Opinião

Escolhas óbvias

18 fev 2016 00:00

Por outro lado, parece faltar irreverência. Pessoas que pensem as artes e a cultura em geral numa frequência mais ousada, na perspectiva de descobrir novos caminhos e de encontrar outras linguagens.

As últimas semanas vieram provar que as declarações que Raul Castro proferiu relativamente à intenção de Leiria ser Capital Europeia da Cultura em 2027 não foram apenas fruto de um entusiasmo momentâneo, dito para cair no esquecimento dias depois.

Passado o impacto inicial que a sua afirmação gerou, com tantas manifestações de apoio como opiniões críticas, a intenção do presidente da Câmara ganhou corpo com o conhecimento de que João Bonifácio Serra seria a pessoa escolhida para encabeçar o grupo de missão que irá organizar o programa de manifestações com vista à candidatura.

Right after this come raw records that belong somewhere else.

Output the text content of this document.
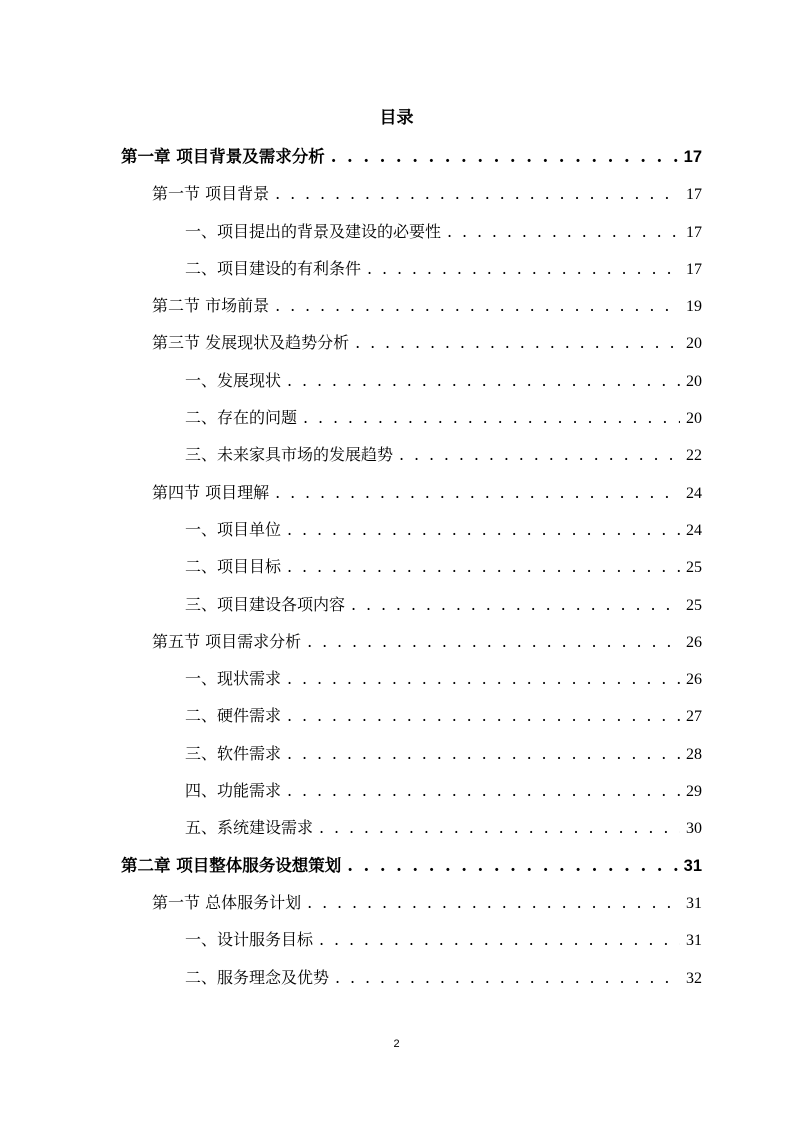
目录
第一章 项目背景及需求分析 . . .	17
第一节 项目背景 . . .	17
一、项目提出的背景及建设的必要性 . . .	17
二、项目建设的有利条件 . . .	17
第二节 市场前景 . . .	19
第三节 发展现状及趋势分析 . . .	20
一、发展现状 . . .	20
二、存在的问题 . . .	20
三、未来家具市场的发展趋势 . . .	22
第四节 项目理解 . . .	24
一、项目单位 . . .	24
二、项目目标 . . .	25
三、项目建设各项内容 . . .	25
第五节 项目需求分析 . . .	26
一、现状需求 . . .	26
二、硬件需求 . . .	27
三、软件需求 . . .	28
四、功能需求 . . .	29
五、系统建设需求 . . .	30
第二章 项目整体服务设想策划 . . .	31
第一节 总体服务计划 . . .	31
一、设计服务目标 . . .	31
二、服务理念及优势 . . .	32
2
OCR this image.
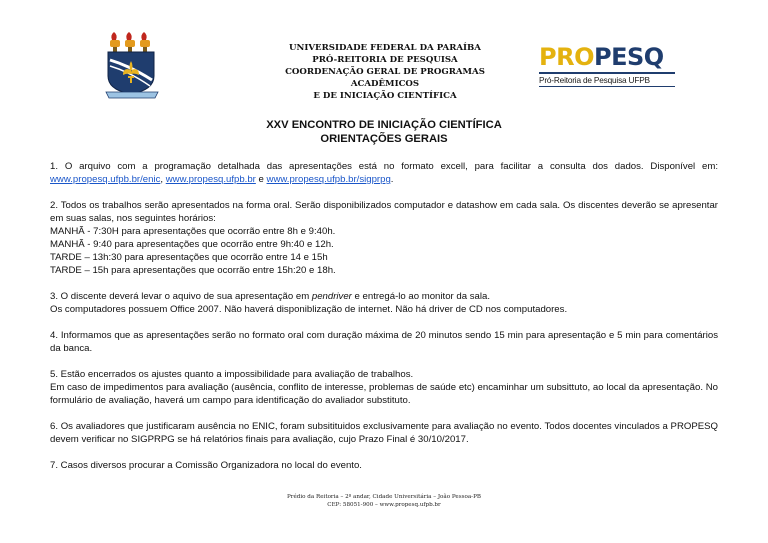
UNIVERSIDADE FEDERAL DA PARAÍBA
PRÓ-REITORIA DE PESQUISA
COORDENAÇÃO GERAL DE PROGRAMAS ACADÊMICOS
E DE INICIAÇÃO CIENTÍFICA
PROPESQ
Pró-Reitoria de Pesquisa UFPB
XXV ENCONTRO DE INICIAÇÃO CIENTÍFICA
ORIENTAÇÕES GERAIS

1. O arquivo com a programação detalhada das apresentações está no formato excell, para facilitar a consulta dos dados. Disponível em: www.propesq.ufpb.br/enic, www.propesq.ufpb.br e www.propesq.ufpb.br/sigprpg.

2. Todos os trabalhos serão apresentados na forma oral. Serão disponibilizados computador e datashow em cada sala. Os discentes deverão se apresentar em suas salas, nos seguintes horários:
MANHÃ - 7:30H para apresentações que ocorrão entre 8h e 9:40h.
MANHÃ - 9:40 para apresentações que ocorrão entre 9h:40 e 12h.
TARDE – 13h:30 para apresentações que ocorrão entre 14 e 15h
TARDE – 15h para apresentações que ocorrão entre 15h:20 e 18h.

3. O discente deverá levar o aquivo de sua apresentação em pendriver e entregá-lo ao monitor da sala.
Os computadores possuem Office 2007. Não haverá disponiblização de internet. Não há driver de CD nos computadores.

4. Informamos que as apresentações serão no formato oral com duração máxima de 20 minutos sendo 15 min para apresentação e 5 min para comentários da banca.

5. Estão encerrados os ajustes quanto a impossibilidade para avaliação de trabalhos.
Em caso de impedimentos para avaliação (ausência, conflito de interesse, problemas de saúde etc) encaminhar um subsittuto, ao local da apresentação. No formulário de avaliação, haverá um campo para identificação do avaliador substituto.

6. Os avaliadores que justificaram ausência no ENIC, foram subsitituidos exclusivamente para avaliação no evento. Todos docentes vinculados a PROPESQ devem verificar no SIGPRPG se há relatórios finais para avaliação, cujo Prazo Final é 30/10/2017.

7. Casos diversos procurar a Comissão Organizadora no local do evento.

Prédio da Reitoria – 2º andar, Cidade Universitária – João Pessoa-PB
CEP: 58051-900 – www.propesq.ufpb.br
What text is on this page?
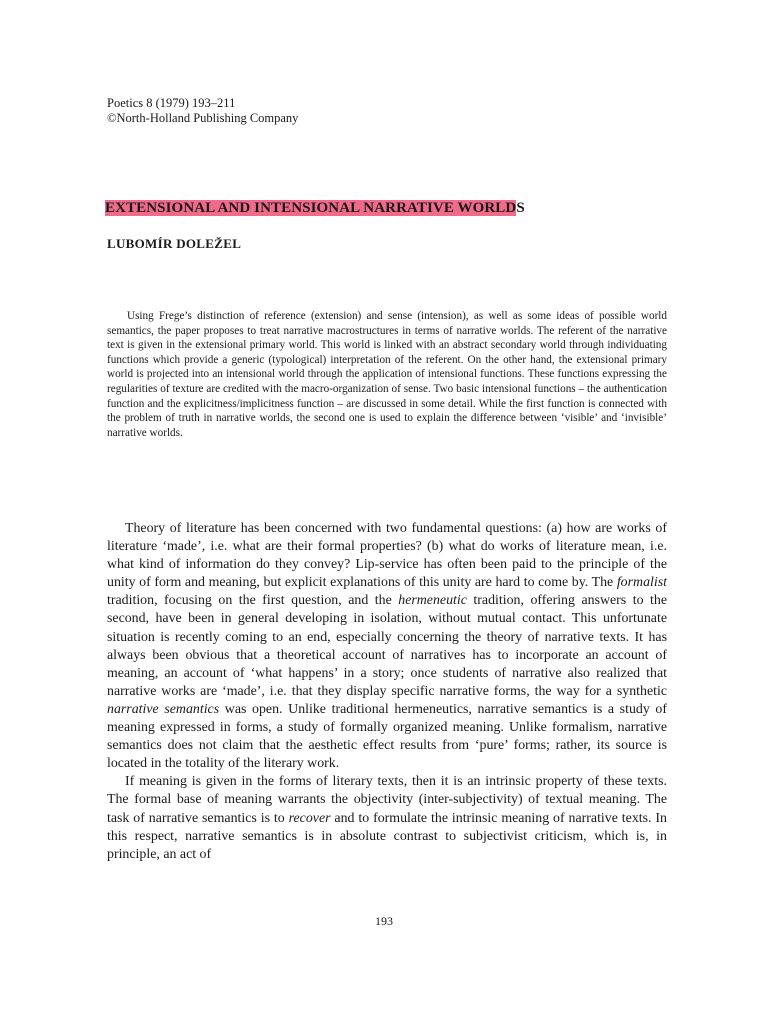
Poetics 8 (1979) 193–211
©North-Holland Publishing Company
EXTENSIONAL AND INTENSIONAL NARRATIVE WORLDS
LUBOMÍR DOLEŽEL
Using Frege’s distinction of reference (extension) and sense (intension), as well as some ideas of possible world semantics, the paper proposes to treat narrative macrostructures in terms of narrative worlds. The referent of the narrative text is given in the extensional primary world. This world is linked with an abstract secondary world through individuating functions which provide a generic (typological) interpretation of the referent. On the other hand, the extensional primary world is projected into an intensional world through the application of intensional functions. These functions expressing the regularities of texture are credited with the macro-organization of sense. Two basic intensional functions – the authentication function and the explicitness/implicitness function – are discussed in some detail. While the first function is connected with the problem of truth in narrative worlds, the second one is used to explain the difference between ‘visible’ and ‘invisible’ narrative worlds.

Theory of literature has been concerned with two fundamental questions: (a) how are works of literature ‘made’, i.e. what are their formal properties? (b) what do works of literature mean, i.e. what kind of information do they convey? Lip-service has often been paid to the principle of the unity of form and meaning, but explicit explanations of this unity are hard to come by. The formalist tradition, focusing on the first question, and the hermeneutic tradition, offering answers to the second, have been in general developing in isolation, without mutual contact. This unfortunate situation is recently coming to an end, especially concerning the theory of narrative texts. It has always been obvious that a theoretical account of narratives has to incorporate an account of meaning, an account of ‘what happens’ in a story; once students of narrative also realized that narrative works are ‘made’, i.e. that they display specific narrative forms, the way for a synthetic narrative semantics was open. Unlike traditional hermeneutics, narrative semantics is a study of meaning expressed in forms, a study of formally organized meaning. Unlike formalism, narrative semantics does not claim that the aesthetic effect results from ‘pure’ forms; rather, its source is located in the totality of the literary work.

If meaning is given in the forms of literary texts, then it is an intrinsic property of these texts. The formal base of meaning warrants the objectivity (inter-subjectivity) of textual meaning. The task of narrative semantics is to recover and to formulate the intrinsic meaning of narrative texts. In this respect, narrative semantics is in absolute contrast to subjectivist criticism, which is, in principle, an act of

193
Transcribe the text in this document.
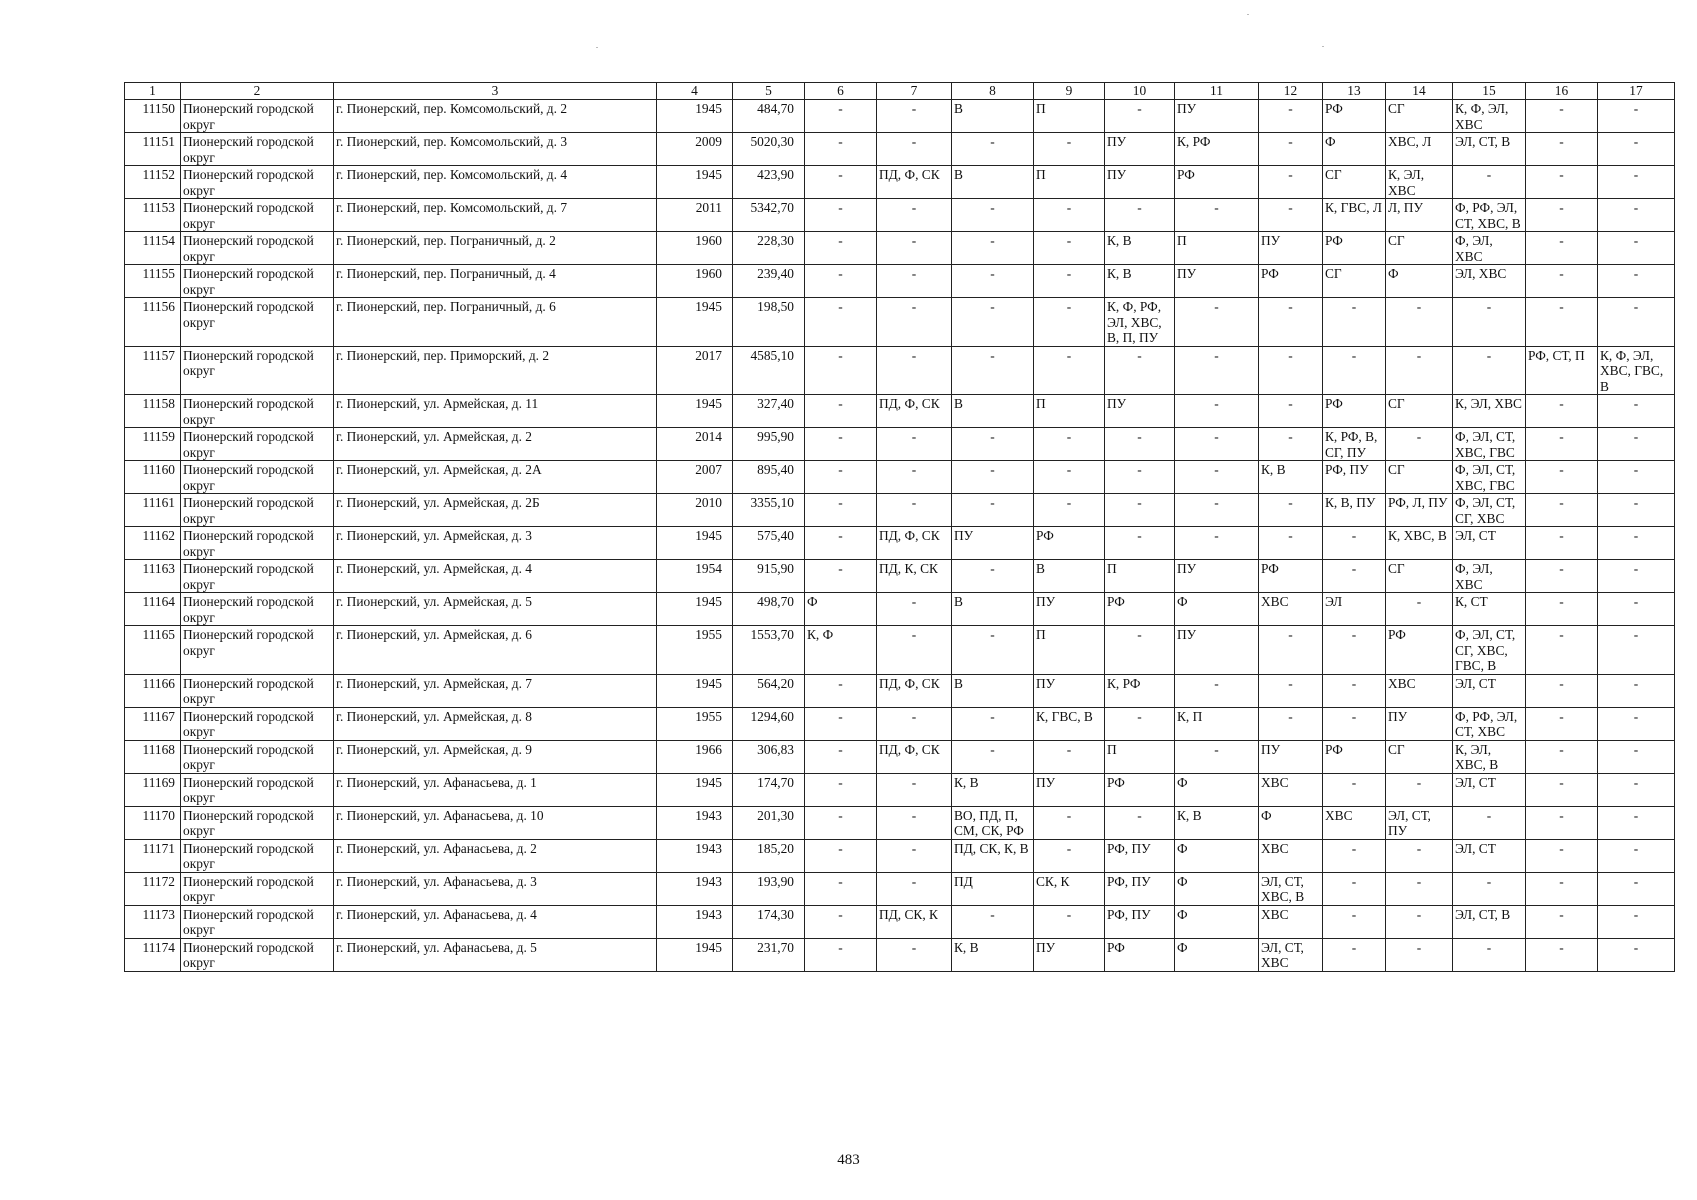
1	2	3	4	5	6	7	8	9	10	11	12	13	14	15	16	17
11150	Пионерский городской округ	г. Пионерский, пер. Комсомольский, д. 2	1945	484,70	-	-	В	П	-	ПУ	-	РФ	СГ	К, Ф, ЭЛ, ХВС	-	-
11151	Пионерский городской округ	г. Пионерский, пер. Комсомольский, д. 3	2009	5020,30	-	-	-	-	ПУ	К, РФ	-	Ф	ХВС, Л	ЭЛ, СТ, В	-	-
11152	Пионерский городской округ	г. Пионерский, пер. Комсомольский, д. 4	1945	423,90	-	ПД, Ф, СК	В	П	ПУ	РФ	-	СГ	К, ЭЛ, ХВС	-	-	-
11153	Пионерский городской округ	г. Пионерский, пер. Комсомольский, д. 7	2011	5342,70	-	-	-	-	-	-	-	К, ГВС, Л	Л, ПУ	Ф, РФ, ЭЛ, СТ, ХВС, В	-	-
11154	Пионерский городской округ	г. Пионерский, пер. Пограничный, д. 2	1960	228,30	-	-	-	-	К, В	П	ПУ	РФ	СГ	Ф, ЭЛ, ХВС	-	-
11155	Пионерский городской округ	г. Пионерский, пер. Пограничный, д. 4	1960	239,40	-	-	-	-	К, В	ПУ	РФ	СГ	Ф	ЭЛ, ХВС	-	-
11156	Пионерский городской округ	г. Пионерский, пер. Пограничный, д. 6	1945	198,50	-	-	-	-	К, Ф, РФ, ЭЛ, ХВС, В, П, ПУ	-	-	-	-	-	-	-
11157	Пионерский городской округ	г. Пионерский, пер. Приморский, д. 2	2017	4585,10	-	-	-	-	-	-	-	-	-	-	РФ, СТ, П	К, Ф, ЭЛ, ХВС, ГВС, В
11158	Пионерский городской округ	г. Пионерский, ул. Армейская, д. 11	1945	327,40	-	ПД, Ф, СК	В	П	ПУ	-	-	РФ	СГ	К, ЭЛ, ХВС	-	-
11159	Пионерский городской округ	г. Пионерский, ул. Армейская, д. 2	2014	995,90	-	-	-	-	-	-	-	К, РФ, В, СГ, ПУ	-	Ф, ЭЛ, СТ, ХВС, ГВС	-	-
11160	Пионерский городской округ	г. Пионерский, ул. Армейская, д. 2А	2007	895,40	-	-	-	-	-	-	К, В	РФ, ПУ	СГ	Ф, ЭЛ, СТ, ХВС, ГВС	-	-
11161	Пионерский городской округ	г. Пионерский, ул. Армейская, д. 2Б	2010	3355,10	-	-	-	-	-	-	-	К, В, ПУ	РФ, Л, ПУ	Ф, ЭЛ, СТ, СГ, ХВС	-	-
11162	Пионерский городской округ	г. Пионерский, ул. Армейская, д. 3	1945	575,40	-	ПД, Ф, СК	ПУ	РФ	-	-	-	-	К, ХВС, В	ЭЛ, СТ	-	-
11163	Пионерский городской округ	г. Пионерский, ул. Армейская, д. 4	1954	915,90	-	ПД, К, СК	-	В	П	ПУ	РФ	-	СГ	Ф, ЭЛ, ХВС	-	-
11164	Пионерский городской округ	г. Пионерский, ул. Армейская, д. 5	1945	498,70	Ф	-	В	ПУ	РФ	Ф	ХВС	ЭЛ	-	К, СТ	-	-
11165	Пионерский городской округ	г. Пионерский, ул. Армейская, д. 6	1955	1553,70	К, Ф	-	-	П	-	ПУ	-	-	РФ	Ф, ЭЛ, СТ, СГ, ХВС, ГВС, В	-	-
11166	Пионерский городской округ	г. Пионерский, ул. Армейская, д. 7	1945	564,20	-	ПД, Ф, СК	В	ПУ	К, РФ	-	-	-	ХВС	ЭЛ, СТ	-	-
11167	Пионерский городской округ	г. Пионерский, ул. Армейская, д. 8	1955	1294,60	-	-	-	К, ГВС, В	-	К, П	-	-	ПУ	Ф, РФ, ЭЛ, СТ, ХВС	-	-
11168	Пионерский городской округ	г. Пионерский, ул. Армейская, д. 9	1966	306,83	-	ПД, Ф, СК	-	-	П	-	ПУ	РФ	СГ	К, ЭЛ, ХВС, В	-	-
11169	Пионерский городской округ	г. Пионерский, ул. Афанасьева, д. 1	1945	174,70	-	-	К, В	ПУ	РФ	Ф	ХВС	-	-	ЭЛ, СТ	-	-
11170	Пионерский городской округ	г. Пионерский, ул. Афанасьева, д. 10	1943	201,30	-	-	ВО, ПД, П, СМ, СК, РФ	-	-	К, В	Ф	ХВС	ЭЛ, СТ, ПУ	-	-	-
11171	Пионерский городской округ	г. Пионерский, ул. Афанасьева, д. 2	1943	185,20	-	-	ПД, СК, К, В	-	РФ, ПУ	Ф	ХВС	-	-	ЭЛ, СТ	-	-
11172	Пионерский городской округ	г. Пионерский, ул. Афанасьева, д. 3	1943	193,90	-	-	ПД	СК, К	РФ, ПУ	Ф	ЭЛ, СТ, ХВС, В	-	-	-	-	-
11173	Пионерский городской округ	г. Пионерский, ул. Афанасьева, д. 4	1943	174,30	-	ПД, СК, К	-	-	РФ, ПУ	Ф	ХВС	-	-	ЭЛ, СТ, В	-	-
11174	Пионерский городской округ	г. Пионерский, ул. Афанасьева, д. 5	1945	231,70	-	-	К, В	ПУ	РФ	Ф	ЭЛ, СТ, ХВС	-	-	-	-	-
483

Goste-se ou não da solução, a verdade é que Bonifácio Serra tem um currículo à altura do cargo, onde não falta a experiência de ter sido presidente da entidade responsável pelo projecto Guimarães 2012 Capital Europeia da Cultura. A completar o referido grupo de missão, a autarquia indicou os nomes de Acácio de Sousa, presidente do Orfeão de Leiria, Paulo Lameiro, director artístico da SAMP, Joaquim Ruivo, director do Mosteiro da Batalha, e Helena Brites, autarca e musicoterapeuta.

Excluindo o nome menos óbvio de Helena Brites, poder-se-á dizer que as escolhas são naturais, compreensíveis e até politicamente correctas. São pessoas ligadas à cultura, com ideias e provas dadas nas suas áreas de intervenção e com capacidade mobilizadora na região. Têm notoriedade e transmitem ao grosso da população o sentimento de credibilidade do projecto, aspecto que não é de desprezar. No entanto, sem pôr em causa a qualidade e capacidade das personalidades escolhidas, esperar-se-ia que uma decisão arrojada e corajosa, como a decisão de candidatar Leiria a Capital Europeia da Cultura, fosse acompanhada também de algum arrojo na escolha da equipa que irá liderar o processo.

Politiquices à parte, que pouco interessa a cor política de cada um se houver a capacidade de colocar o projecto acima disso, parece, numa primeira análise, que a equipa tem algumas fragilidades. Em primeiro lugar, não respeita a transversalidade cultural, com peso excessivo da música e sem representação de outras artes como o teatro, a dança, as artes plásticas, a literatura, a arquitectura ou a arte urbana.

Por outro lado, parece faltar irreverência. Pessoas que pensem as artes e a cultura em geral numa frequência mais ousada, na perspectiva de descobrir novos caminhos e de encontrar outras linguagens. Que, olhando para o passado e para o presente, tentem antecipar o que será o futuro, que tenham capacidade de viver antes do seu tempo.

Também faltará um representante de gerações mais jovens, que tanta dinâmica têm imprimido à cultura do concelho e que colocaram Leiria num mapa de que andava arredada há décadas.

Para concluir, os nomes propostos não estão em causa. São escolhas que garantem um trabalho sério e de qualidade. Faltam é outros que possam acrescentar diversidade, criatividade, linguagem e pensamento distintos.

No entanto, olhando para o que se conhece de quem integra a equipa, fica a garantia de que haverá a inteligência de chamar outras personalidades para contribuírem com as suas opiniões, ideias e propostas que possam acrescentar valor e diferença ao projecto.